Article 45 Compensation of Arbitrators

1) For arbitrations less than $15,000 arbitrators shall be compensated based on a fixed fee set by the Board of Directors.

2) For arbitrations of $15,000 and above, arbitrators shall be compensated based on their amount of service, taking into account the size and complexity of the case. An appropriate daily or hourly rate, based on such considerations, shall be arranged by the DRC before the arbitrator is appointed and confirmed. If the parties fail to agree on the terms of compensation, an appropriate rate shall be established by the DRC and communicated in writing to the parties.

3) Where the parties agree to appoint an arbitrator, they may agree to a fee agreement with that arbitrator. Nevertheless, the DRC’s administrative fees must be paid.

4) Any request for an increase in fees must be made to the DRC, who shall determine the appropriateness of the request and communicate its decision to the arbitral tribunal and the parties.

PROCEEDINGS

Article 46 Place of Arbitration

1) Unless the parties agree otherwise, the Place (juridical seat) of the arbitration shall be Ottawa, Ontario, Canada.

2) The arbitral tribunal may hold hearings and meetings by any means it considers expedient or appropriate and at any location it considers convenient or appropriate. However, unless the parties agree otherwise, the Place (juridical seat) of the arbitration shall remain Ottawa, Ontario, Canada.

Article 47 Amendments to Claims

1) During the arbitral proceedings, any party may amend or supplement its claim, defence, counterclaim or counterclaim with setoff, unless the arbitral tribunal considers it inappropriate to allow such amendment because of the party’s delay in making it, or of prejudice to the other parties, or any other circumstances.

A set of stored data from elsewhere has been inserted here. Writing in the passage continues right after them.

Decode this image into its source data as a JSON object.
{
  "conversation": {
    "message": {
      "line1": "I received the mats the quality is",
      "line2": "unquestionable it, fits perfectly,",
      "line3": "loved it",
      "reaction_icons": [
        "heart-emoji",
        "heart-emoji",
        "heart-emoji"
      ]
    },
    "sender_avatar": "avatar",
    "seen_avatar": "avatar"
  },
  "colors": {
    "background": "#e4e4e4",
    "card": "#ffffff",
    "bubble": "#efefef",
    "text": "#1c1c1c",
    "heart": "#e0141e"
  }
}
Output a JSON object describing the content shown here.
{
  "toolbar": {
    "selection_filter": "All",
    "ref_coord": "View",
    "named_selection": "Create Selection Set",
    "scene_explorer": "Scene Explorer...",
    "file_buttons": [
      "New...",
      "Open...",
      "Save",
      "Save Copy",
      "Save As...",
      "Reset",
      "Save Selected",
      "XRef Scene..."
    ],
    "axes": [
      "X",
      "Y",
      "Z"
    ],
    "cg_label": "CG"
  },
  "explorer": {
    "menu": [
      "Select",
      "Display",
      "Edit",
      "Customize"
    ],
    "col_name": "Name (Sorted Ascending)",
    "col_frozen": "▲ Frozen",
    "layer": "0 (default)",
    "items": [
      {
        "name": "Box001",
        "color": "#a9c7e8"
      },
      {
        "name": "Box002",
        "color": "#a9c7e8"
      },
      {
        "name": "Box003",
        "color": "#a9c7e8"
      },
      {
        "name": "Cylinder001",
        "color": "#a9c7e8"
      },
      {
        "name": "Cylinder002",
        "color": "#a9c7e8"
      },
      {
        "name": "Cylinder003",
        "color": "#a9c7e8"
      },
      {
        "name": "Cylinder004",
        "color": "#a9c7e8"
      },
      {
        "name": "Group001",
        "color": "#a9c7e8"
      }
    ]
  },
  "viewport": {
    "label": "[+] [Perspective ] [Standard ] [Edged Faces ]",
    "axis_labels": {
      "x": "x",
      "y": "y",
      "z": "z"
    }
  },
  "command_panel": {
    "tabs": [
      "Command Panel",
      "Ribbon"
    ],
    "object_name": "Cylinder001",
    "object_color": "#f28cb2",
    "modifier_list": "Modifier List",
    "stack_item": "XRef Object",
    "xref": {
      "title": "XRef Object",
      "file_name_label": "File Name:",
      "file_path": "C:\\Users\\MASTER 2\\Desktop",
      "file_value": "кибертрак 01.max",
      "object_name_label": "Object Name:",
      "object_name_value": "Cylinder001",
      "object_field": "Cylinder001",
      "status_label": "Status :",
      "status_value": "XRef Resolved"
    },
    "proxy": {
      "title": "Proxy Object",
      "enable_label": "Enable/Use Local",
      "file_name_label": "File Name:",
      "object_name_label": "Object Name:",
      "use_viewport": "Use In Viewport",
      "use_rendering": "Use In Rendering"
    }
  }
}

2) A claim, defence, counterclaim or counterclaim with setoff may not be amended if the amendment would fall outside the scope of the agreement to arbitrate.

Article 48 Language

1) Unless the parties agree otherwise, the language of the arbitration shall be that of the documents containing the arbitration agreement between the parties. In the case of disputes between members where there is no separate arbitration agreement or where the documents containing the arbitration agreement are in different languages, the language of the arbitration shall be the language of the principal agreement and supporting business documentation between the parties. However, the arbitral tribunal retains the power to determine otherwise based upon the contentions of the parties and the circumstances of the arbitration.

2) The arbitral tribunal may order that any documents delivered in another language shall be accompanied by a translation into such language or languages.

Article 49 Conduct of the Arbitration

1) Subject to these Rules, the arbitral tribunal may conduct the arbitration in whatever manner it considers appropriate, provided that the parties are treated with equality and that each party has the right to be heard and is given a fair opportunity to present its case.

2) A party supplying documents or information to the arbitral tribunal shall, at the same time, supply the documents or information to the other party or parties.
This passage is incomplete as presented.